Some claim that bitcoin’s price can be predicted, while others say they know when bitcoin will go up and down. Is any of this truly possible?

Can We Ever Know What Bitcoin Will Do?

Bitcoin – the world’s number one digital currency by market cap – reached a 2020 high last month when it jumped past the $10,300 mark, though at press time, the currency is struggling in the mid-$6,000 range. While this is ultimately an improvement over where it was just two weeks ago, there is still a lot of room for growth, and bitcoin has lost nearly half its value in a little over a month.

One of the reasons that bitcoin has fallen into oblivion as of late has to do with a sell-off that occurred thanks, in part, to rising fear and panic surrounding the coronavirus. Many see times like these as very unpredictable; they seek to sell off all assets while attaining as much cash as possible. Thus, many sold off their crypto stashes and their stocks to ensure they were safe during this growing pandemic.

Now that bitcoin is beginning to spike again and exhibiting signs of recovery, some believe that the market is fresh for a new front of buyers. With more enthusiasts entering the market and purchasing bitcoin units, the currency’s price is likely to expand greatly over the coming weeks.

Philip Gradwell – chief economist at Chainalysis in New York – states:

Given the uncertainty around the COVID-19 pandemic, it’s hard to predict where the bitcoin market will go next. However, large increases in exchange inflows have proven to be a good indicator of increased volatility, so we recommend keeping an eye on the amount being transferred to exchanges.

He further explained that he’s convinced the recent drop in bitcoin’s price was likely caused by activity from both institutions and retail markets alike, though he’s confident that in the future, professional traders are likely to hold more of a stance in bitcoin’s future.

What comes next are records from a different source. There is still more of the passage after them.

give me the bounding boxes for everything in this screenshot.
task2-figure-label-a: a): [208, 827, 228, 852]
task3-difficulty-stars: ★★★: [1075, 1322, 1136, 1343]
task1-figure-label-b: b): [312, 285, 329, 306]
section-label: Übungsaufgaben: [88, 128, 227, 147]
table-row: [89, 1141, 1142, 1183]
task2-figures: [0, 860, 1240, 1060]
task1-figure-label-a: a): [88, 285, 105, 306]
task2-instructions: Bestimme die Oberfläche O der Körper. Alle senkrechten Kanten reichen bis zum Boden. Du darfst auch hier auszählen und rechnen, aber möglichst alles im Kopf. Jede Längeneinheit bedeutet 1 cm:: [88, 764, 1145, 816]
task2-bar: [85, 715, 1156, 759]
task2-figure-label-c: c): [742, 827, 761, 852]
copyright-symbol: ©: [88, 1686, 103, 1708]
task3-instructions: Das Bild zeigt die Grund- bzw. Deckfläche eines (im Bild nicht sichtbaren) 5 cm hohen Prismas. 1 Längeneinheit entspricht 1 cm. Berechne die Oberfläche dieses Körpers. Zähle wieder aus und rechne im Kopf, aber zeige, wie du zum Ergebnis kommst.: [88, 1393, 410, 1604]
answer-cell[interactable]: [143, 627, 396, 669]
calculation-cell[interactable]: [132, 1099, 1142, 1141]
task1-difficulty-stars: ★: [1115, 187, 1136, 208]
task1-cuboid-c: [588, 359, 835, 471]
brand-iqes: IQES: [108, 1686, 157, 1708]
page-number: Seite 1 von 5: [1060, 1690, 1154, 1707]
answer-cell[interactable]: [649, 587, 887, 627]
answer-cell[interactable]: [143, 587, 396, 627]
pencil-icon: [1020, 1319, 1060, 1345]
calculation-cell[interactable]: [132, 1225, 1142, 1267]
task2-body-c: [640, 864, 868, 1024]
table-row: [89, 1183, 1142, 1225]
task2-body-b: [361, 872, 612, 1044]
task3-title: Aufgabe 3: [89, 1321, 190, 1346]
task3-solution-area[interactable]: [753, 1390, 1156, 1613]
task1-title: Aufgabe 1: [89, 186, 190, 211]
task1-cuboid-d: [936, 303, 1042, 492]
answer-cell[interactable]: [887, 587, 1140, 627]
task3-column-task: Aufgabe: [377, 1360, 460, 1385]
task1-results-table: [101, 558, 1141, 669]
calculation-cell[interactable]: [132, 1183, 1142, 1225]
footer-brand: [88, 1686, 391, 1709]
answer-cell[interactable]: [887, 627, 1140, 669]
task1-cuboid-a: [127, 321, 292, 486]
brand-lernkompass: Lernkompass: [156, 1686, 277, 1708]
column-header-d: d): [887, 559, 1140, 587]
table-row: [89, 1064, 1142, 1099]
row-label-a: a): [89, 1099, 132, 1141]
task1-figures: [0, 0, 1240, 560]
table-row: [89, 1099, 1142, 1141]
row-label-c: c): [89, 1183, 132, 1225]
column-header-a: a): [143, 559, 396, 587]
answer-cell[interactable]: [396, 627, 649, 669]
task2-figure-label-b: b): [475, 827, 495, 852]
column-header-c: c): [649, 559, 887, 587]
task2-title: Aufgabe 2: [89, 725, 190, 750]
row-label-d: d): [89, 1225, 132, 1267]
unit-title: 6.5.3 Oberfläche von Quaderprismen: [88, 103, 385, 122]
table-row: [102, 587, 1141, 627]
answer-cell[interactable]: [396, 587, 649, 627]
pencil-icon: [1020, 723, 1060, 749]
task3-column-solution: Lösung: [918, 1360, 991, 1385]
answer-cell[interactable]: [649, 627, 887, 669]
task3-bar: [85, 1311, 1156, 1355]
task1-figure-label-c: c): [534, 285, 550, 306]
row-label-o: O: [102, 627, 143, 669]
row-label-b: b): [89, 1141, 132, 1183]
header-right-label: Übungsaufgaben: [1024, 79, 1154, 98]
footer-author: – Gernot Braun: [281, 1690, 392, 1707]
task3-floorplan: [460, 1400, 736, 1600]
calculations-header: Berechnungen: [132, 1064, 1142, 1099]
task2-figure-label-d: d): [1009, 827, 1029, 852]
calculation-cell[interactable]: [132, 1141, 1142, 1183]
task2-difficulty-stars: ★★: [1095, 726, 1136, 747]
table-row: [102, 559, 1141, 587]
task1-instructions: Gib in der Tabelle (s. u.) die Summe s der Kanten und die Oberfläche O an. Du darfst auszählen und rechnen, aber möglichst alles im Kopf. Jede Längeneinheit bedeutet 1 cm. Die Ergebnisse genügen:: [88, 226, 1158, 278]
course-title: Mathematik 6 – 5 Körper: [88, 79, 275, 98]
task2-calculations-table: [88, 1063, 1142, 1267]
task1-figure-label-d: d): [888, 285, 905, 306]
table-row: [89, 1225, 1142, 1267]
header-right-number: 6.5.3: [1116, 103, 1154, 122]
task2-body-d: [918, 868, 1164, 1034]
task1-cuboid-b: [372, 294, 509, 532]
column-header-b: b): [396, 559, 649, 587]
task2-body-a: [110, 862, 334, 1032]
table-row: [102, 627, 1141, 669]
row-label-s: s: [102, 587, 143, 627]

He claims:

We expect that professional traders will continue to drive events, as opposed to retail exchange users, simply because they are responsible for much larger volumes.

The presence of institutions is a bit questionable at the time of writing, however, given that futures trading – which is largely dominated by an institutional presence – has been down for the count these last few weeks. Organizations like the CME Group in Chicago, Illinois, have recorded their lowest trading volumes yet, while others like Bakkt – which is governed and owned by the Intercontinental Exchange (ICE) – has experienced no trading whatsoever in some time.

The Worst Is Over

Gradwell did offer some good news, however, and stated:

The majority of excess bitcoin arriving at exchanges has been sold, and the worst of the oversupply appears to be finished for now.